The TV channel also offers sports coverage, reality shows, television series and films. It is now broadcast in more than 150 countries on five continents.
Phoenix TV's headquarters, in Tai Po, were originally the Hong Kong offices of the US mobile phone and electronics manufacturer Motorola.
To create more space for a studio, the original structure of the complex had to be changed.
The interior design of the building is simple but modern. Different departments are marked with their own distinct colour.
For example, the news section has a red background, whereas the movie and Phoenix Weekly offices are decorated in yellow.
The large, open spaces allow employees to work in a comfortable environment.
We saw piles of magazines lying on the floor around some of the employees' desks.
That added a sense of hectic clutter to this comfy office: Phoenix TV is a media company, after all.
Elaine Leung, Cheng Wai-kuen
Sneak-peek at live broadcast studio
You can get a good view of the live broadcast area from the balcony on the second floor.

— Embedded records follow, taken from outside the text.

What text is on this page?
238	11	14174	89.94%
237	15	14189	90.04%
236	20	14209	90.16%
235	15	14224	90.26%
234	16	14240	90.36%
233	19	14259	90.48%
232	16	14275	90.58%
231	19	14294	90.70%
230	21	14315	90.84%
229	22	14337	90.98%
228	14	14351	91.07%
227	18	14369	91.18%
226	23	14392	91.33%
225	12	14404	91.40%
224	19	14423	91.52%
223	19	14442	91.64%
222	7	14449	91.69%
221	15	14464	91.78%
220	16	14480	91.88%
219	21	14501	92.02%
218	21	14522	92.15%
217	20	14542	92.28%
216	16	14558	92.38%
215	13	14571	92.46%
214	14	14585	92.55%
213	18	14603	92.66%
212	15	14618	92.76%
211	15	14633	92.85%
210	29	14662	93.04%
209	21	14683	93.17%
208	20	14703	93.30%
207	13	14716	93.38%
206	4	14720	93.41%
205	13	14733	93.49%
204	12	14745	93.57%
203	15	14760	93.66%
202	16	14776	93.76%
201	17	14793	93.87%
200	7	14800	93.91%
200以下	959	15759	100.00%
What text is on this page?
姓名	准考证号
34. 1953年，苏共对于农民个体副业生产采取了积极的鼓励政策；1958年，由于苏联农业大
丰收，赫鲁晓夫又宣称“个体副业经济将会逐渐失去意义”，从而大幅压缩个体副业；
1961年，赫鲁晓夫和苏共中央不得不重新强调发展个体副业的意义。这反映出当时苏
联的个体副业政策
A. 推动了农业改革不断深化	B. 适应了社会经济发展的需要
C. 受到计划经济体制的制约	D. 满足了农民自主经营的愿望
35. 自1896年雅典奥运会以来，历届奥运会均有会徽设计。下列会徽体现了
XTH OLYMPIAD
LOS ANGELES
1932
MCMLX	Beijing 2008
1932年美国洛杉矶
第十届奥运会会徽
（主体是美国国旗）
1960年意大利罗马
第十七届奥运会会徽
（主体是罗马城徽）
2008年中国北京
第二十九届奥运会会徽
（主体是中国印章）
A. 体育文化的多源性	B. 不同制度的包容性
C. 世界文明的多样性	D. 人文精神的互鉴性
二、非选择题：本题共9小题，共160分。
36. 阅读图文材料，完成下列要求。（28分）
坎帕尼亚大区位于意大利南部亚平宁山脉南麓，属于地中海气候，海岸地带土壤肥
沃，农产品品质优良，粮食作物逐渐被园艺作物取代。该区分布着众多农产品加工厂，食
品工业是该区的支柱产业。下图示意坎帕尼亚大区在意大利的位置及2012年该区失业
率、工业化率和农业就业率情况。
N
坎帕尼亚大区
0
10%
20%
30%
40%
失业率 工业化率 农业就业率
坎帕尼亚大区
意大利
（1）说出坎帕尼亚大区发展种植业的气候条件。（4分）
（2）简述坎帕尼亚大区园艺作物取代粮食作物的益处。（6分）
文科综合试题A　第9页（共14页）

Peeping through the top-down glass, we saw a couple of clover-leaf-shaped open offices. There sat the show's producers and editors, their fingers tapping on keyboards while their eyes were fixed to a TV screen hung above their heads.
The main news anchor's desk - situated on a turntable - was at the far end of the room.
For hourly news updates and breaking news, a broadcaster can use another smaller desk on the side. All the equipment is already in place, so it doesn't require much time to set up a broadcast.
Tour with a news anchor
Selina Li has been a news anchor at Phoenix TV for nine years. She showed us around the premises. During the tour, she told us an interesting story: "In the beginning, the 24-hour news channel did not have enough Putonghua-speaking news anchors.
"So I had a very tight schedule, but I gained lot of experience from it."
Most of the channel's news anchors are native Putonghua speakers from Taiwan and the mainland.
They are well-supported by an experienced team of Hong Kong producers and editors.